Смеюсь — ну что взять? Дети. «Дышим или нет». Смешно, но ведь верно — когда доктор легкие прослушивает, так все и выглядит. Юра тем временем продолжает:

— И Юльку тоже жаль. Ей еще хуже, чем малому. И чем только ухитрились так травануться? В чем эта зараза была? Я-то — вот, как огурец, а они… — машет рукой и отворачивается.

— Все будет хорошо. Хочешь… Ну хочешь, я Игорю позвоню, за тебя словечко замолвлю? Чтобы хоть на недельку тебя отпустил.

Улыбается смущенно, но решительно качает головой.

— Не надо. Только хуже будет.

Прав. Это я сглупила. Привыкла просто, что всю жизнь служила чем-то вроде буфера между персоналом и моим непростым и жестким мужем…

Возвращаюсь в палату к Ваньке. Мальчишка, слава богу, идет на поправку. Это видно по нему, это видно по тому, как во время обхода ведет себя его лечащий врач. Точнее врачиха — пожилая и очень уютная тетка с густыми черными бровями. Раз за разом только всплескивает руками:

— Какой же молодец тот врач со скорой. Ваш мальчик болеет так нетипично! И как диагноз правильный поставить сумел?

Сумел вот… Дай бог ему счастья в жизни.

* * *

Судя по тому, что творится за окошком, весна в нашей сильно средней полосе наконец-то окончательно вступила в свои права. Ванька изводится — так хочется гулять. Побегать, поиграть со сверстниками… Но врачи пока не разрешают. Да и у меня со здоровьем творится что-то неладное. Хотя… Может все так и должно быть? В моем-то возрасте… Или все-таки рановато для климакса?

Как-то по телефону жалуюсь на свои проблемы Любке. Думаю: поохаем вместе, а потом посмеемся. А она принимается на меня орать:

— Ты совсем дура, Романова? Тебе что 15?

Плохо дело. По фамилии меня Любка называет примерно раз в год и то по особым случаям. Когда выкидываю я что-то такое, что приводит подругу мою в состояние крайнего бешенства.

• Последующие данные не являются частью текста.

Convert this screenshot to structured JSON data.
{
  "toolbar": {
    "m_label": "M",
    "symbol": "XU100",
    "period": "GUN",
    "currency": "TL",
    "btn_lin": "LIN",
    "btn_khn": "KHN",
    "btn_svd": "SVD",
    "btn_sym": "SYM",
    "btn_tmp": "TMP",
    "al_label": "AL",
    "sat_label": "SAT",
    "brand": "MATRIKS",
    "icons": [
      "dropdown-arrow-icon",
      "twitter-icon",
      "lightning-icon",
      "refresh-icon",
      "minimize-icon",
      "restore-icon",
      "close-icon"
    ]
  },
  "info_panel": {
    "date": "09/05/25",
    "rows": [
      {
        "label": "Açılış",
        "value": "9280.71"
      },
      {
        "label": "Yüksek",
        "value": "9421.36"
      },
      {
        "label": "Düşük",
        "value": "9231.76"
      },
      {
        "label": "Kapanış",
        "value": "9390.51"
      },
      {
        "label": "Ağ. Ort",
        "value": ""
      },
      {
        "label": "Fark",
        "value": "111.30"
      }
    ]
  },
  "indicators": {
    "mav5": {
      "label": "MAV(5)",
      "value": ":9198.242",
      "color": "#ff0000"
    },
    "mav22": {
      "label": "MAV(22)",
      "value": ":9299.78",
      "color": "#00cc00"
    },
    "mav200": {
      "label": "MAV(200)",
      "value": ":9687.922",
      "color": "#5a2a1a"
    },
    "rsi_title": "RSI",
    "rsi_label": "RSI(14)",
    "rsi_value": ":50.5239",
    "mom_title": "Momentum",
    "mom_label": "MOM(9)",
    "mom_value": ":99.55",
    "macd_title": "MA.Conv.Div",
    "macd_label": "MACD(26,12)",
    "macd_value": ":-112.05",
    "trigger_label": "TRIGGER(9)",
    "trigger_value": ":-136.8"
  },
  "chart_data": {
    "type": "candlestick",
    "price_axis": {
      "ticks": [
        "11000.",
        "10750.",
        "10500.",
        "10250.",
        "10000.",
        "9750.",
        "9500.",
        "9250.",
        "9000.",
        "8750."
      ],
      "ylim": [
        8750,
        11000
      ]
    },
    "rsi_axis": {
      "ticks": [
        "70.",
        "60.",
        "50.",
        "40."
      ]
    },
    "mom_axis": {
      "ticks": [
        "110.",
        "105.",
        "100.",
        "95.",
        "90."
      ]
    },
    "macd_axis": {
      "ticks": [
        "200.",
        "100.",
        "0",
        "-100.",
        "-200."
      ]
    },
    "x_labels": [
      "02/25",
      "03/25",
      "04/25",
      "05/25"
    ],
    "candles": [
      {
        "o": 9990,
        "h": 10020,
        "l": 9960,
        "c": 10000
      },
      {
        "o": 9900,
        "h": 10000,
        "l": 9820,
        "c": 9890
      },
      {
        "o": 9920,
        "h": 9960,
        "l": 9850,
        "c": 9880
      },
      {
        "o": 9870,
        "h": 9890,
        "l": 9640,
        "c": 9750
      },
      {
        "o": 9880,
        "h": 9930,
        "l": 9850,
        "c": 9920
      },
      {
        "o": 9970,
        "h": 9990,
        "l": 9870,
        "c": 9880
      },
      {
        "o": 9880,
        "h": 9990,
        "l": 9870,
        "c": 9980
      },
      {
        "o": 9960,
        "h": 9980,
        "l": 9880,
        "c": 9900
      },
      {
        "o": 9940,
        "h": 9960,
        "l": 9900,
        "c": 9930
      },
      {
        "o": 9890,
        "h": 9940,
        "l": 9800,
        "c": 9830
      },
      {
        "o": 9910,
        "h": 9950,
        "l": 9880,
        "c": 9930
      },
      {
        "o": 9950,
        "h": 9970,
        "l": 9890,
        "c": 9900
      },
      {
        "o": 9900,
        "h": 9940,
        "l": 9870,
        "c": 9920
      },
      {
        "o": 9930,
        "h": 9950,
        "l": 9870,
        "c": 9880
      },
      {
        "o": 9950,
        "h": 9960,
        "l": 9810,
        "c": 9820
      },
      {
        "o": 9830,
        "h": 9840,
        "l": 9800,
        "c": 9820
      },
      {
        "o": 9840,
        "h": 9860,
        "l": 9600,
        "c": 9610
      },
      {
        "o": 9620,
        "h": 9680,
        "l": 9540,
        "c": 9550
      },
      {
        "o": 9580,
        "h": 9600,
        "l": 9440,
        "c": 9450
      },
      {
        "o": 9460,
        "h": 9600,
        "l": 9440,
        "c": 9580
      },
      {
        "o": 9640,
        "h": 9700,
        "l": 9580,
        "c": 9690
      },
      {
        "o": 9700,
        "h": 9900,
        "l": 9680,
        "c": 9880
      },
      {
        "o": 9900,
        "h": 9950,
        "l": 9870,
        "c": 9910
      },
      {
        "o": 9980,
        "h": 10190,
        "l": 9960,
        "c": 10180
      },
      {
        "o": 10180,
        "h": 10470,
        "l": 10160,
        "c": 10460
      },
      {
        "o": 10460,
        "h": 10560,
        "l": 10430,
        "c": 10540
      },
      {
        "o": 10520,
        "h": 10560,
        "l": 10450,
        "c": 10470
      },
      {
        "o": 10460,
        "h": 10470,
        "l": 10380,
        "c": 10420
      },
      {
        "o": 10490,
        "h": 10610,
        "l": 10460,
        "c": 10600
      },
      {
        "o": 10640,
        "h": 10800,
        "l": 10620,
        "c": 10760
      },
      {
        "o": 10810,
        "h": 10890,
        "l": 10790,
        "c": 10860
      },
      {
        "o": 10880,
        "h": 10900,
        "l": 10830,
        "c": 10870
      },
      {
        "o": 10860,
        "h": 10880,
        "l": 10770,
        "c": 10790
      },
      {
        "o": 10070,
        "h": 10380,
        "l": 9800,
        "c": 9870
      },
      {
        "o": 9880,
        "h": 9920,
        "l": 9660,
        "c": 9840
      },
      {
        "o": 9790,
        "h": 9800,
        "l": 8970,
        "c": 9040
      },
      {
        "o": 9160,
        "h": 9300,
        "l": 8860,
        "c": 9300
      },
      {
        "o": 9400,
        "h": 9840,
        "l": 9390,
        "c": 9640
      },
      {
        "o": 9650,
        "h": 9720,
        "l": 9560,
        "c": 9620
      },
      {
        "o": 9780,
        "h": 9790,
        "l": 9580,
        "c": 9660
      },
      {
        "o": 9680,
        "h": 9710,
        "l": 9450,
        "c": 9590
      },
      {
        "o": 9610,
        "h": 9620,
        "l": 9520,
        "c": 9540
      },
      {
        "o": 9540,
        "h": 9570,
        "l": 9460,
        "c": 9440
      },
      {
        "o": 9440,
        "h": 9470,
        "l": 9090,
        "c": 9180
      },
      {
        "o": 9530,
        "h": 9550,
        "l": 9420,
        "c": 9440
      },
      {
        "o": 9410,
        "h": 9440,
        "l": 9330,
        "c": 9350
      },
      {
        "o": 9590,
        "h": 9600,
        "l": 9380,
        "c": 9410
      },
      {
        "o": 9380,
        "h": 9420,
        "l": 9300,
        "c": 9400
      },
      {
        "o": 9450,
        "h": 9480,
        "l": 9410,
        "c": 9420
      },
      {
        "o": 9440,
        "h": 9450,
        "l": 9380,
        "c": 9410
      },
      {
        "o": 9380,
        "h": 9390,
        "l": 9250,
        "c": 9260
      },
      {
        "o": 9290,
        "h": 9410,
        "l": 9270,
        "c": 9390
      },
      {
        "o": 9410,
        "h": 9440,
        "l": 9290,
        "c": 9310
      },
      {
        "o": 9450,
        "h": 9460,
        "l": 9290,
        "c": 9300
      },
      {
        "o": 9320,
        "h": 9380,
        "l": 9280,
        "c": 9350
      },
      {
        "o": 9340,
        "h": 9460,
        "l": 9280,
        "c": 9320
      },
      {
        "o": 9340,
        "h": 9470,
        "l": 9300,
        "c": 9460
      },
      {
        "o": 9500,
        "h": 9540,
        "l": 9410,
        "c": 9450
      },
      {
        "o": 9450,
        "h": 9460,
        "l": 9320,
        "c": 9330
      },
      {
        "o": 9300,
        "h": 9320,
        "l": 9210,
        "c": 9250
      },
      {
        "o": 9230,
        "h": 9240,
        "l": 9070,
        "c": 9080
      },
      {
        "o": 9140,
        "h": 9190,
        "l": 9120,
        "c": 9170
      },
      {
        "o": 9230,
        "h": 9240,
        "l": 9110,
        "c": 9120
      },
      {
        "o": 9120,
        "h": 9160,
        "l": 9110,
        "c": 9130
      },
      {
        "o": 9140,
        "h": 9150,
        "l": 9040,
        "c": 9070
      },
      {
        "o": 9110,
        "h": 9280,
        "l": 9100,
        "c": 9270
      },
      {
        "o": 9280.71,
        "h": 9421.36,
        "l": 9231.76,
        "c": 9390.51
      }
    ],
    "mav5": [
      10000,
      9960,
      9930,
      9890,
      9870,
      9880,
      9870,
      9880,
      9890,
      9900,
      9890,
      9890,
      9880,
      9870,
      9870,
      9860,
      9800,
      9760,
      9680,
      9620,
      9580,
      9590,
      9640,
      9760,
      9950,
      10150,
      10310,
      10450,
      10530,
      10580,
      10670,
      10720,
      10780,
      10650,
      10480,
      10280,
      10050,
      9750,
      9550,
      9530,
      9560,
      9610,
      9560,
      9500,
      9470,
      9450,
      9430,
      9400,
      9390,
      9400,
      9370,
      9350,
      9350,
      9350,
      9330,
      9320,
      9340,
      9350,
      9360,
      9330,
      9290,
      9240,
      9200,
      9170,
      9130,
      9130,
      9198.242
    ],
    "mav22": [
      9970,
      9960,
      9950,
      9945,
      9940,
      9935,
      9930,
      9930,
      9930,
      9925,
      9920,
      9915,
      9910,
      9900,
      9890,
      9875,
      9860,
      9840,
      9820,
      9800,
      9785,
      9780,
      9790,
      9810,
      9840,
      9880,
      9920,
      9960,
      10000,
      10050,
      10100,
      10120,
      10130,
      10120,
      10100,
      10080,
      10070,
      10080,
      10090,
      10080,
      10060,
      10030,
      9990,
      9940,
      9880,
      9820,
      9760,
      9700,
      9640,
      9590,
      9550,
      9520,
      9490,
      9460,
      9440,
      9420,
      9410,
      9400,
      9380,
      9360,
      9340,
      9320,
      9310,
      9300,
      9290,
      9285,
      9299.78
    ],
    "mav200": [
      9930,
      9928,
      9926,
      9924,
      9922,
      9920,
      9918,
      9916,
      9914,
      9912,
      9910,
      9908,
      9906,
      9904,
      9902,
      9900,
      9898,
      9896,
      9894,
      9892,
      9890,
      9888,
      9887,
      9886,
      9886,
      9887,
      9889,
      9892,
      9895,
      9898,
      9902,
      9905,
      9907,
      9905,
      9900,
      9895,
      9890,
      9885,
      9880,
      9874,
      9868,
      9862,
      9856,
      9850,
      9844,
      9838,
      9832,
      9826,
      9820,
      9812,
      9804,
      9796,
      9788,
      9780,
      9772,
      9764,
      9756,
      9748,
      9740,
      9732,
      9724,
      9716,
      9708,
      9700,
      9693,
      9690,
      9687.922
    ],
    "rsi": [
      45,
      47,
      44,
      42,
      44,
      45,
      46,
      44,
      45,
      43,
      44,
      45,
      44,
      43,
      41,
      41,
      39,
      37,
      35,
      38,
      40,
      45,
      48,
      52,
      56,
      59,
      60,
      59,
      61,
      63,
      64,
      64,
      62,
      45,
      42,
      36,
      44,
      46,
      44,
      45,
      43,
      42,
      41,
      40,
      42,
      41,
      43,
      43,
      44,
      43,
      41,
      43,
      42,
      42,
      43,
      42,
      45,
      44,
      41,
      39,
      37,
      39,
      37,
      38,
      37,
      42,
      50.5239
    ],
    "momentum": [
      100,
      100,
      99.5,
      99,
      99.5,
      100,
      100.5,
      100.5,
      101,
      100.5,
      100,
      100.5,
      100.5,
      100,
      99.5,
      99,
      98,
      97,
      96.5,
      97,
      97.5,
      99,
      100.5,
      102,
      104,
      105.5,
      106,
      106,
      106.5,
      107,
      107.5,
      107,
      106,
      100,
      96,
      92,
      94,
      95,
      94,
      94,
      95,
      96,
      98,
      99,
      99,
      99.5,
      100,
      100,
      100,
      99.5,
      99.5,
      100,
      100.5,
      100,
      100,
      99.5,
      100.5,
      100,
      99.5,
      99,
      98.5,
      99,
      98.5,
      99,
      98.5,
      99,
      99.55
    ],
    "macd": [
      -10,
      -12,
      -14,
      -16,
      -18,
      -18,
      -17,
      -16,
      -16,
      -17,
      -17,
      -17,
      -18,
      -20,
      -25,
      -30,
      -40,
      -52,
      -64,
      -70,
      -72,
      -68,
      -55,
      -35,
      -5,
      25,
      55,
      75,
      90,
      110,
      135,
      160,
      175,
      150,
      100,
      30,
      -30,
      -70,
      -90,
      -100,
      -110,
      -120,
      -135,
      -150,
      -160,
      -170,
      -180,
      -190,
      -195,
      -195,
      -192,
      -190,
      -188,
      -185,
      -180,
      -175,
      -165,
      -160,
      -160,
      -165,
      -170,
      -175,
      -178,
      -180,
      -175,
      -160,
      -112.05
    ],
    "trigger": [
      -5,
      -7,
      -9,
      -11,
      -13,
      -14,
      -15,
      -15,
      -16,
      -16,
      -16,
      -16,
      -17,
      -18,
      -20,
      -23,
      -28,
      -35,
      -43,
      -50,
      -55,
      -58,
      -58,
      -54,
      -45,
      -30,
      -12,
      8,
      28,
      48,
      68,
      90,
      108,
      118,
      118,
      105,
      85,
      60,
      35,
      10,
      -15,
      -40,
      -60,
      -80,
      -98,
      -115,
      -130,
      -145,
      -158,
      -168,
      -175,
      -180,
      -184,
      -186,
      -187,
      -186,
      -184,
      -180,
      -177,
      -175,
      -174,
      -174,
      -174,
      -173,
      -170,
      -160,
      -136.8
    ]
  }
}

— Ты, блин, переспала с мужиком, у тебя пропали после этого месячные, а ты про климакс?!! Твою мать! Романова! Ну хоть тест-то на беременность купи! Может еще не поздно на аборт сходить будет! Или сколько уже времени прошло?

— Больше четырех месяцев…

— Пипец! — резюмирует моя подруга, и мы принимаемся молчать каждая в свою трубку. И каждая, видимо, о своем. Или в конечном итоге об одном и том же?

Неужели правда? Неужели я на самом деле такая идиотка, что не подумала о самом очевидном объяснении того, что со мной происходит? Так убедила сама себя в том, что уже бабушка-старушка, что даже в голову не пришло…

Любка прибывает к нам с Ванькой в больничку примерно через час. С двумя разными комплектами теста на беременность в сумке.

— На! С запасом. Чтобы наверняка. Давай, двигай, в туалет.

— Я не хочу.

— Уж поднапрягись как-нибудь! Я все равно не уеду, пока результат не узнаю.

Иду. И вскоре со смешанным чувством, закусив губу, смотрю на две полосочки, которые отчетливо проявились на каждой из задействованных мной тестовых пластиночек.